– ЧТО ЭТО ТАКОЕ? – спрашиваю я Строниберга, поднимая свой нож к его лицу. Сегодня первый день настоящих тренировок на борту "Лавров славы". Превосходное судно, это уж точно. Специально построенное для штурмовиков, как проинформировал меня Полковник, "Лавры славы" имеют на борту все, что можно пожелать. В данный момент мы стоим в одном из тренировочных ангаров. На корабле их четырнадцать, каждый из них построен так, чтобы представлять различные боевые условия, а обслуживает их настоящая армия техножрецов. Тут есть и джунглевый ангар, городской, пустынный, ночного мира, различные стрельбища, тренировочные квадранты, в одном из них есть даже пляж. На самом деле я еще не видел их всех, так что мне вроде как любопытно посмотреть, как они организовали джунгли на космическом корабле. Они сделали деревья из досок? Но лучше всего тут оружейная, со всем этим добром можно целый улей захватить, там покоится такой набор смертоносного вооружения, что у меня аж руки зудят, заполучить его. Но это будет позже, а сейчас мы начинаем с основ.
– Это нож, – прямо отвечаю я, он тупо смотрит в ответ.
– Какое у меня звание, рядовой Строниберг? – дребезжу я.
– Вы лейтенант, – быстро отвечает он, – то есть, вы – лейтенант, сэр.

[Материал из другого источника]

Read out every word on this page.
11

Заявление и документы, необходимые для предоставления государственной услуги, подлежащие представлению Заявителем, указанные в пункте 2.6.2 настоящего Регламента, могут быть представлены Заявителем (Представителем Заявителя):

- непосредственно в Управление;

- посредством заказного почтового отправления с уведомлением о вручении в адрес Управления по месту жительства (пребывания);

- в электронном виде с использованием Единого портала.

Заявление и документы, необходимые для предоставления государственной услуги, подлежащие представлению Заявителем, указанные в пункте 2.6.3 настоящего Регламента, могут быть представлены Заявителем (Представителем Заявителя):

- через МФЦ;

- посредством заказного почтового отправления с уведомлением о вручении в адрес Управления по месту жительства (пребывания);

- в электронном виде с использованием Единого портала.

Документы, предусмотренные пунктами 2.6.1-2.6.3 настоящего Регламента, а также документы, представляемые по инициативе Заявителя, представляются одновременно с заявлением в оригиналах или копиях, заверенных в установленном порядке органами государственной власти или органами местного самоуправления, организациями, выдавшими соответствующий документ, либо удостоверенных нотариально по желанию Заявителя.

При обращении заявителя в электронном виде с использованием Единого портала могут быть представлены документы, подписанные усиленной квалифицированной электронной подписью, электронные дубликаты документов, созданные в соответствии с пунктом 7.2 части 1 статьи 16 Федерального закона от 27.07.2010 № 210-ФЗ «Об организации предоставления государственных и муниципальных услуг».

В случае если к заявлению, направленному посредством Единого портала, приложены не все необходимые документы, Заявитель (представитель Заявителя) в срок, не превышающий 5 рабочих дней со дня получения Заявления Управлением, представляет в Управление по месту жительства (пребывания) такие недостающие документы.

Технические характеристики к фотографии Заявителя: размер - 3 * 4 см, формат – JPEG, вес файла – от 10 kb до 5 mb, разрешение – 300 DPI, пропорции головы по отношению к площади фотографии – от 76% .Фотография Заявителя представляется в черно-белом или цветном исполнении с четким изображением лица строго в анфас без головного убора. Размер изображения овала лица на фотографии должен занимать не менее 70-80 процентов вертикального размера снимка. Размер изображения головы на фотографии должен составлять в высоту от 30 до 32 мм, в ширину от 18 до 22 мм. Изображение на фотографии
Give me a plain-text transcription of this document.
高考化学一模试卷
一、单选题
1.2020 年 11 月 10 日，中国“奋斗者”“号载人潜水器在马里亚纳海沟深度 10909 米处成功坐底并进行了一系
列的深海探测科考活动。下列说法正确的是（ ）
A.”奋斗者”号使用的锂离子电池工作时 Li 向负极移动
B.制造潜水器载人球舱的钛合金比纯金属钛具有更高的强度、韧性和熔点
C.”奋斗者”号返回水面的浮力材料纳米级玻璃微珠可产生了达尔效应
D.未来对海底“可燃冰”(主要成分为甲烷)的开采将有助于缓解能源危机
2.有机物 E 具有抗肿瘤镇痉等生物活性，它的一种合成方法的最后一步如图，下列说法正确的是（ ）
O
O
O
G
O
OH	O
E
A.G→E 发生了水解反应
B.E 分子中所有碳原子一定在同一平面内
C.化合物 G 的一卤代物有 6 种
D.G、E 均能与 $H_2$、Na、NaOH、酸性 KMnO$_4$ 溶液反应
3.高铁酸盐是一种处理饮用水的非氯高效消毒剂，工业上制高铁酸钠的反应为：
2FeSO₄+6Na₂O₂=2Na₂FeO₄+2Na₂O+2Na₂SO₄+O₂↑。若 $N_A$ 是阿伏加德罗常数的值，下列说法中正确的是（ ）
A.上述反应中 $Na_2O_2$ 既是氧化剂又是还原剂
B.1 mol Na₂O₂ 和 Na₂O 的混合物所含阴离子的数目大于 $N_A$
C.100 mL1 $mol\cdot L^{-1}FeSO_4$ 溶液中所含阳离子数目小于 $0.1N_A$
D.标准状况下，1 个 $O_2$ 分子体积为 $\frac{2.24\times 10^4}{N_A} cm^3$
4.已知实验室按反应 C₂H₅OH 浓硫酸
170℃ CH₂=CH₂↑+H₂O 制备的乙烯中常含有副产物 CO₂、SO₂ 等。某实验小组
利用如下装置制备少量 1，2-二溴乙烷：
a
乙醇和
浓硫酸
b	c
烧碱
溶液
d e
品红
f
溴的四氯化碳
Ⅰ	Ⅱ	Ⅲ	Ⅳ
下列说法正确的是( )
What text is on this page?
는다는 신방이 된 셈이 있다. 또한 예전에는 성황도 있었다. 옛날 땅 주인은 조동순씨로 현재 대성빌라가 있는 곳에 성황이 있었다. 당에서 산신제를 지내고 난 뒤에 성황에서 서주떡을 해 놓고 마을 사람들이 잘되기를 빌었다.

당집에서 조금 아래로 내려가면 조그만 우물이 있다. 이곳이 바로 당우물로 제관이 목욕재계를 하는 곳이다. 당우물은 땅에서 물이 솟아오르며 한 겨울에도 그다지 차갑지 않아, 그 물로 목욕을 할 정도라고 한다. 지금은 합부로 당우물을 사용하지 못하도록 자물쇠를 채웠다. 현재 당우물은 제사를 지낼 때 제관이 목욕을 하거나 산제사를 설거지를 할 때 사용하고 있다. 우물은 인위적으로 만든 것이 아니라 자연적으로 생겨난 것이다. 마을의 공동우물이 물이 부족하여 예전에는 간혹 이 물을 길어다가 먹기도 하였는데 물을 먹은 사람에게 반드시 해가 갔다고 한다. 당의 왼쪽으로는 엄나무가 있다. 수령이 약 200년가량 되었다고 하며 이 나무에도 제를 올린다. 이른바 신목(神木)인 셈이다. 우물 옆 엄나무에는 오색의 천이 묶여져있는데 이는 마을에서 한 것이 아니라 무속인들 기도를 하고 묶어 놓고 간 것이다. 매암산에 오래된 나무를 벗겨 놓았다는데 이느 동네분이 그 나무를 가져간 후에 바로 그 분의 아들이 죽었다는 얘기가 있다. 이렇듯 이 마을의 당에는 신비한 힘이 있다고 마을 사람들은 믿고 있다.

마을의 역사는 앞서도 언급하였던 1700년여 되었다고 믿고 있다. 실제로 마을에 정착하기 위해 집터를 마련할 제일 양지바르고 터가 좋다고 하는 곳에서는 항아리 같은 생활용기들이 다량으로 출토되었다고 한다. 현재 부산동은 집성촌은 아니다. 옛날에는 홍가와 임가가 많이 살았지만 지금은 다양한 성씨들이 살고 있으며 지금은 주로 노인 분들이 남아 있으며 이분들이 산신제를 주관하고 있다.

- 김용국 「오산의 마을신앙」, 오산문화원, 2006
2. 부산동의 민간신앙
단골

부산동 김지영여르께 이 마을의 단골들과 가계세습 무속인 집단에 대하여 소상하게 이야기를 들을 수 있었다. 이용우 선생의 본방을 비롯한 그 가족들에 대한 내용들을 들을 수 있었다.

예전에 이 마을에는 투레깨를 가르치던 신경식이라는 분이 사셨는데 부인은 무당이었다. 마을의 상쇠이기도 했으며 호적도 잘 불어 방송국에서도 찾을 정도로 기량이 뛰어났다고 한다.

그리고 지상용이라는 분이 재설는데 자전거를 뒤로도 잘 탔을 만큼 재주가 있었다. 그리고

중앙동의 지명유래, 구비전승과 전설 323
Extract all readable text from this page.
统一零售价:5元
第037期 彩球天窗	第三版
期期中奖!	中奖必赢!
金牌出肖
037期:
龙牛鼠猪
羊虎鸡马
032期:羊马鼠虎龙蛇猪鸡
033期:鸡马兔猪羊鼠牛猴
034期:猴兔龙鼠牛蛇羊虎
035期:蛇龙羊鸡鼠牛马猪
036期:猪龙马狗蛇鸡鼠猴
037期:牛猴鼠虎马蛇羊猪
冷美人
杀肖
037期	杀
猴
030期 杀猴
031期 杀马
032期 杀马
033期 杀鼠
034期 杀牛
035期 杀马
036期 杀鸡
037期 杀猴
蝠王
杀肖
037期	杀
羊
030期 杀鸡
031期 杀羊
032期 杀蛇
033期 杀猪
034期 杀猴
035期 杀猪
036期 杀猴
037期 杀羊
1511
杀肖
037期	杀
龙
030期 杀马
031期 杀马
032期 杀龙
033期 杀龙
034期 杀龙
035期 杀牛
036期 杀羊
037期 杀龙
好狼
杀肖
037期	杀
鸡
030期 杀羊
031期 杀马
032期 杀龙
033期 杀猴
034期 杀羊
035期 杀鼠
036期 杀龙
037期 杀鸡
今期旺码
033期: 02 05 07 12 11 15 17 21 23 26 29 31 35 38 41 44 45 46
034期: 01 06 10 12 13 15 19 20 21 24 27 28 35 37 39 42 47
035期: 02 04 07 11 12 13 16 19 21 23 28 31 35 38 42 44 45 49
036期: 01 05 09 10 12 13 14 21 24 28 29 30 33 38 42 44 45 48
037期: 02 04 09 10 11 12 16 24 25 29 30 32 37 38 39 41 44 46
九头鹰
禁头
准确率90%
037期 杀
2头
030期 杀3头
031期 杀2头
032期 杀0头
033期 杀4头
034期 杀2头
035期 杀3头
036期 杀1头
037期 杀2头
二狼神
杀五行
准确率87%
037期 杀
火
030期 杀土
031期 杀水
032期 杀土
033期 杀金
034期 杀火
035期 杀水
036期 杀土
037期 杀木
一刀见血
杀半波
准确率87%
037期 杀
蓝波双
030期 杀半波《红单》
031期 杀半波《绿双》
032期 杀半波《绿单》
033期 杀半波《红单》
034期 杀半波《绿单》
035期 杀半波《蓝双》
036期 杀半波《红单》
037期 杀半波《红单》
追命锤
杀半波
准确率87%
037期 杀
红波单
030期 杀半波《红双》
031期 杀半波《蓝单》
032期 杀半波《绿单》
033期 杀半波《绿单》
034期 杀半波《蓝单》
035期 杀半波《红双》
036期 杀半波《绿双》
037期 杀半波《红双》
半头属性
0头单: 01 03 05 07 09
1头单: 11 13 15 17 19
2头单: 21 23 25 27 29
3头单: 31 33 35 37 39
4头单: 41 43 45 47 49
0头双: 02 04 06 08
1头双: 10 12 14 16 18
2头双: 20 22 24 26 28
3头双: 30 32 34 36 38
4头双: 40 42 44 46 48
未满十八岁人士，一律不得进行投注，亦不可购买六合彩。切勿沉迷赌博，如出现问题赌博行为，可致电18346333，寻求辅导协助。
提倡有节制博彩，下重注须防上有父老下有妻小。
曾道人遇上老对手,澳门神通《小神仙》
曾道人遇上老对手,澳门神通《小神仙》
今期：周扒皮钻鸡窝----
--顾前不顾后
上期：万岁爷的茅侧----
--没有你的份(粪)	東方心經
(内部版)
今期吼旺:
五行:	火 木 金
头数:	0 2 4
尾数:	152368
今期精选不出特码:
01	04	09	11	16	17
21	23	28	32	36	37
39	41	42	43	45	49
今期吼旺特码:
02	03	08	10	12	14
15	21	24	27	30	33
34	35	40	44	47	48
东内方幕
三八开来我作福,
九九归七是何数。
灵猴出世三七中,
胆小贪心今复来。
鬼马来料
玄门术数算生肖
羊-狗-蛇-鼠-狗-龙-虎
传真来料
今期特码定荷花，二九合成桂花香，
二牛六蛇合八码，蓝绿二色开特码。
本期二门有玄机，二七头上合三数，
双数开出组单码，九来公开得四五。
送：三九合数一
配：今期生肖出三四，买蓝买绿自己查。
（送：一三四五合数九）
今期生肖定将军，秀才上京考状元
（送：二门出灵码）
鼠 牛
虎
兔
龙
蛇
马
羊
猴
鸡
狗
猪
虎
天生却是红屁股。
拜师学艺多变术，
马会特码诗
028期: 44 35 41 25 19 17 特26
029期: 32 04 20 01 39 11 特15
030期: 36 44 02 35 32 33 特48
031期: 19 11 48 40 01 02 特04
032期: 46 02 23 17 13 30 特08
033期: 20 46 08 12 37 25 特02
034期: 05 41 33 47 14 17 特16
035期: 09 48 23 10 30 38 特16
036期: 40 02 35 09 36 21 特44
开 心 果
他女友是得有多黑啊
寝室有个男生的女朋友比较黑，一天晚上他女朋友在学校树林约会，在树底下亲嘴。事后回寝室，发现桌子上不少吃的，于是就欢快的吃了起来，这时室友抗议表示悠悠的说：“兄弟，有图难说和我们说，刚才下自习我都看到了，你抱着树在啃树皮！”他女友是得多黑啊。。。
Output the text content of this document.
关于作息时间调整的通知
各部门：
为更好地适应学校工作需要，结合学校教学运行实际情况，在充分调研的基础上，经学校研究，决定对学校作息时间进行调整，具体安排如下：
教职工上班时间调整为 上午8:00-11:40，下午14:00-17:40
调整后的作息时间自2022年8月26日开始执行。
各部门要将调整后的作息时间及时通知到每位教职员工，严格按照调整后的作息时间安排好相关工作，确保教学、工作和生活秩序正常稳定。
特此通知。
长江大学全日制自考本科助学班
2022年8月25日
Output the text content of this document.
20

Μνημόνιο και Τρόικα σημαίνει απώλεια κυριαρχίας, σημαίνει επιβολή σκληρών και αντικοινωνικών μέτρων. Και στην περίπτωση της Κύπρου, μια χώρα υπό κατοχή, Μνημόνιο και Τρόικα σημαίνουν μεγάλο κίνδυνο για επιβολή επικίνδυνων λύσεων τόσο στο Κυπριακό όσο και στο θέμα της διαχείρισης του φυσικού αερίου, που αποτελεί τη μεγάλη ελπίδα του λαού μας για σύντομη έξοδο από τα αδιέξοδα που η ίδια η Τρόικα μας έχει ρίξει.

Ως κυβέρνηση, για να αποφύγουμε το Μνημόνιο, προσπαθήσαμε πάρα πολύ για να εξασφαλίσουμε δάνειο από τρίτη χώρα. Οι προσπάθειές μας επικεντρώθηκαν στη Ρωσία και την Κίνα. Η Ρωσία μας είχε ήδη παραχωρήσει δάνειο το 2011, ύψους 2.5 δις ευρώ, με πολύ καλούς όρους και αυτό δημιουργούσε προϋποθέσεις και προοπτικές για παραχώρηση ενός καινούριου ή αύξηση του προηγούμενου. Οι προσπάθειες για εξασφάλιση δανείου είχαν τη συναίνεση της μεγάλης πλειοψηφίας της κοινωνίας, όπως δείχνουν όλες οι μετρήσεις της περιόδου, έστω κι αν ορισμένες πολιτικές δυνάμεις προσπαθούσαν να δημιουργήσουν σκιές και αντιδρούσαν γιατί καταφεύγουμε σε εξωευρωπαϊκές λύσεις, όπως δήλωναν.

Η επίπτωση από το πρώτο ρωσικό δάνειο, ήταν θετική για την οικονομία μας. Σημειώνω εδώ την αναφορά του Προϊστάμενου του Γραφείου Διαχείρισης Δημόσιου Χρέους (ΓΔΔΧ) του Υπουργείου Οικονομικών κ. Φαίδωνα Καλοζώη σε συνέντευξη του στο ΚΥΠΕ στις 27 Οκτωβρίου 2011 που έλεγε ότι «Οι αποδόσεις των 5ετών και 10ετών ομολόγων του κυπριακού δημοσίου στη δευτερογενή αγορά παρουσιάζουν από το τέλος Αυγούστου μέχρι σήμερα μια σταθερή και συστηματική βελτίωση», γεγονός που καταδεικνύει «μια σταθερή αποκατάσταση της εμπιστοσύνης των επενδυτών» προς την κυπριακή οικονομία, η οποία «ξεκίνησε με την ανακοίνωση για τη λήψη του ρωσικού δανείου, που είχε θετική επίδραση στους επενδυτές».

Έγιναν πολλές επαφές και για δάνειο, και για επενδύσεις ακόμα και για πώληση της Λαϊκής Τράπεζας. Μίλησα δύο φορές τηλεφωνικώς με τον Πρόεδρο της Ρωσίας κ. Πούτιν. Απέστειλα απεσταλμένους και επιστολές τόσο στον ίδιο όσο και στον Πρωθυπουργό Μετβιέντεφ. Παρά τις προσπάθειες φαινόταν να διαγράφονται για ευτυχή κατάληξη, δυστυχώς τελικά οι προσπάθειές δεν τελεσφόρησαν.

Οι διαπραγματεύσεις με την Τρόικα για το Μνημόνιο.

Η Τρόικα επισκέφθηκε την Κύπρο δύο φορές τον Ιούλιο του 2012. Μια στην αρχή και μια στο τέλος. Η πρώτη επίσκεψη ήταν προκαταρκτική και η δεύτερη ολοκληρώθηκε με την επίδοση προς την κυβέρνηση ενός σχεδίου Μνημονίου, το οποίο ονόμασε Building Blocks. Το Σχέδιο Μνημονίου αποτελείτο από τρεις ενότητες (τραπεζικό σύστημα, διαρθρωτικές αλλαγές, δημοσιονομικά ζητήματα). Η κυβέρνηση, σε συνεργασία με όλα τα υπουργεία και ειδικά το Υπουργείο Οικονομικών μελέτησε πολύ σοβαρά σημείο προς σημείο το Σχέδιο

– Так‑то лучше, – говорю я, делая шаг назад и размахивая перед ним ножом.
– Что это такое?
– Это нож, сэр, – резко отвечает он.
– Неправильно! – рявкаю я.
– Что это такое?
– Я не понимаю, сэр… – в замешательстве отвечает он, глядя на остальных собравшихся вокруг меня. Мы стоим в ангаре для упражнений, огромное открытое пространство для бега, тренировок ближнего боя, лазанья по канату и все такое. И мы в середине зала, а остальные вокруг меня. Я поднимаю нож над головой и медленно поворачиваюсь, глядя на каждого из них.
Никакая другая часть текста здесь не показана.